So often, we are all wretched like Grant, Jefferson’s teacher – unable to stand with courage as a human being and unable to genuflect before any god. But I like to believe that, at the end of his life, Jefferson does both somehow. He bridges the gap between human dignity and sublime submission with elegance and courage. “Tell Nannan [his godmother] I walked,” he utters before submitting to death. He is certainly the captain of his soul. Standing in that rusty cell in Lafayette, I could just feel it.

The day after visiting Dr. Gaines, we headed to Tom’s Fiddle and Bow Shop. We had just finished reading Tim Gautreaux’s short story “Floyd’s Girl” about a strong Cajun family, so I was ready to listen to some authentic Cajun and bluegrass music and meet some authentic Cajun people. But, holy guacamole, I did not expect to fall absolutely in love with these people. I spent the majority of the three hours at Tom’s on the back porch that overlooked the calm, brown bayou. Leland, Lori, Janet, and Elmer were playing out there, and singing “Ring of Fire” and “House of the Rising Sun” with them made me so inexplicably happy.

I had never before sat among strangers and realized how completely beautiful they were. Really guys, I was grinning like an idiot the whole time.

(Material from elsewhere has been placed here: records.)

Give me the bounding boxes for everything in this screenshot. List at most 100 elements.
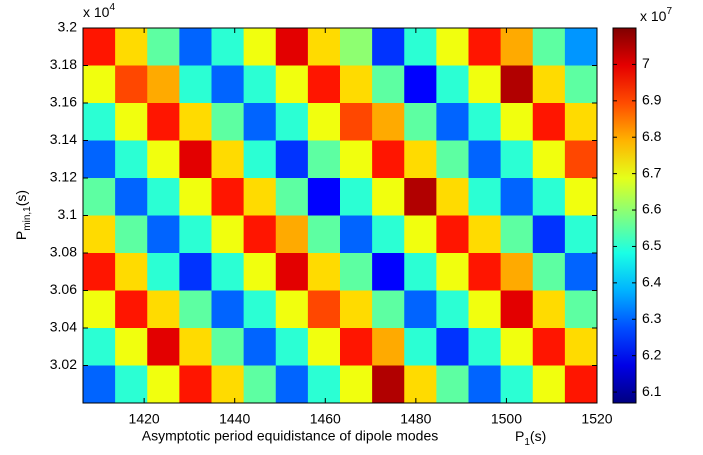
x-tick-label: 1420 bbox=[129, 411, 160, 427]
y-tick-label: 3.1 bbox=[58, 206, 78, 222]
heat-cell bbox=[500, 103, 534, 141]
heat-cell bbox=[307, 215, 341, 254]
heat-cell bbox=[372, 365, 405, 404]
heat-cell bbox=[147, 328, 180, 366]
multiplier-base: x 10 bbox=[83, 4, 110, 20]
heat-cell bbox=[115, 28, 148, 66]
heat-cell bbox=[147, 365, 180, 404]
heat-cell bbox=[468, 253, 502, 291]
label-sub: 1 bbox=[524, 437, 530, 448]
heatmap bbox=[83, 28, 598, 404]
heat-cell bbox=[532, 253, 566, 291]
heat-cell bbox=[436, 178, 469, 216]
heat-cell bbox=[211, 328, 245, 366]
x-label: Asymptotic period equidistance of dipole… bbox=[142, 428, 439, 444]
heat-cell bbox=[179, 215, 212, 254]
heat-cell bbox=[564, 140, 598, 179]
heat-cell bbox=[307, 103, 341, 141]
colorbar-tick-label: 6.5 bbox=[642, 237, 662, 253]
x-tick-label: 1480 bbox=[400, 411, 431, 427]
heat-cell bbox=[500, 365, 534, 404]
heat-cell bbox=[340, 365, 373, 404]
heat-cell bbox=[147, 290, 180, 329]
heat-cell bbox=[340, 290, 373, 329]
heat-cell bbox=[436, 290, 469, 329]
heat-cell bbox=[83, 103, 116, 141]
heat-cell bbox=[179, 290, 212, 329]
heat-cell bbox=[83, 65, 116, 104]
y-tick-label: 3.18 bbox=[50, 56, 77, 72]
heat-cell bbox=[500, 253, 534, 291]
heat-cell bbox=[211, 103, 245, 141]
heat-cell bbox=[211, 178, 245, 216]
heat-cell bbox=[500, 140, 534, 179]
heat-cell bbox=[436, 365, 469, 404]
heat-cell bbox=[340, 103, 373, 141]
heat-cell bbox=[115, 365, 148, 404]
heat-cell bbox=[340, 178, 373, 216]
heat-cell bbox=[564, 328, 598, 366]
heat-cell bbox=[404, 328, 437, 366]
heat-cell bbox=[83, 290, 116, 329]
heat-cell bbox=[275, 178, 309, 216]
heat-cell bbox=[179, 28, 212, 66]
colorbar-tick-label: 6.3 bbox=[642, 310, 662, 326]
colorbar-tick-label: 6.4 bbox=[642, 274, 662, 290]
heat-cell bbox=[83, 253, 116, 291]
heat-cell bbox=[147, 140, 180, 179]
x-tick-label: 1460 bbox=[310, 411, 341, 427]
heat-cell bbox=[468, 140, 502, 179]
heat-cell bbox=[532, 178, 566, 216]
heat-cell bbox=[307, 253, 341, 291]
heat-cell bbox=[179, 140, 212, 179]
heat-cell bbox=[307, 140, 341, 179]
heat-cell bbox=[211, 253, 245, 291]
heat-cell bbox=[404, 140, 437, 179]
heat-cell bbox=[243, 65, 277, 104]
heat-cell bbox=[404, 215, 437, 254]
heat-cell bbox=[115, 65, 148, 104]
heat-cell bbox=[83, 328, 116, 366]
heat-cell bbox=[243, 28, 277, 66]
c-multiplier: x 107 bbox=[640, 6, 672, 24]
heat-cell bbox=[211, 365, 245, 404]
heat-cell bbox=[340, 65, 373, 104]
colorbar-tick-label: 6.1 bbox=[642, 383, 662, 399]
heat-cell bbox=[404, 65, 437, 104]
heat-cell bbox=[532, 215, 566, 254]
heat-cell bbox=[468, 103, 502, 141]
heat-cell bbox=[83, 215, 116, 254]
x-multiplier: x 104 bbox=[83, 2, 115, 20]
heat-cell bbox=[372, 178, 405, 216]
heat-cell bbox=[436, 328, 469, 366]
heat-cell bbox=[532, 365, 566, 404]
heat-cell bbox=[243, 290, 277, 329]
colorbar-tick-label: 6.6 bbox=[642, 201, 662, 217]
heat-cell bbox=[115, 253, 148, 291]
heat-cell bbox=[404, 178, 437, 216]
multiplier-exp: 4 bbox=[109, 2, 115, 13]
y-tick-label: 3.16 bbox=[50, 94, 77, 110]
heat-cell bbox=[404, 28, 437, 66]
heat-cell bbox=[532, 28, 566, 66]
colorbar-tick-label: 6.2 bbox=[642, 346, 662, 362]
heat-cell bbox=[468, 178, 502, 216]
heat-cell bbox=[372, 290, 405, 329]
heat-cell bbox=[500, 28, 534, 66]
label-suffix: (s) bbox=[530, 428, 546, 444]
heat-cell bbox=[211, 290, 245, 329]
heat-cell bbox=[564, 365, 598, 404]
heat-cell bbox=[115, 290, 148, 329]
label-suffix: (s) bbox=[13, 190, 29, 206]
heat-cell bbox=[275, 65, 309, 104]
heat-cell bbox=[532, 290, 566, 329]
y-tick-label: 3.06 bbox=[50, 281, 77, 297]
heat-cell bbox=[372, 65, 405, 104]
y-tick-label: 3.08 bbox=[50, 244, 77, 260]
heat-cell bbox=[372, 328, 405, 366]
heat-cell bbox=[275, 215, 309, 254]
label-base: P bbox=[515, 428, 524, 444]
heat-cell bbox=[436, 253, 469, 291]
heat-cell bbox=[500, 290, 534, 329]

It’s because people like Leland, Lori, Janet, and Elmer (and Byron, who was in another room, but who told me he loved my glasses – you’re a legend, Byron), people that don’t know a lick about you but open their arms wide and invite you to sing along…they are the reason I know the human race is worth saving. No exaggeration.

Peace, love, Cajun Country.

MEAL OF THE MOMENT: JAMBALAYA

Jambalaya is delicious (like everything else in this state), and it is also the perfect Meal of the Moment, since the event we attended at Tom’s Fiddle and Bow is called “JAMbalaya” and it happens the first Sunday of each month. I don’t know what else to say about the roux-based rice and meat dish, except that I ate it at a restaurant where I taught Stasi how to dance to bluegrass. It was a lot of fun, but twirling around a dancefloor after eating jambalaya was a precarious situation.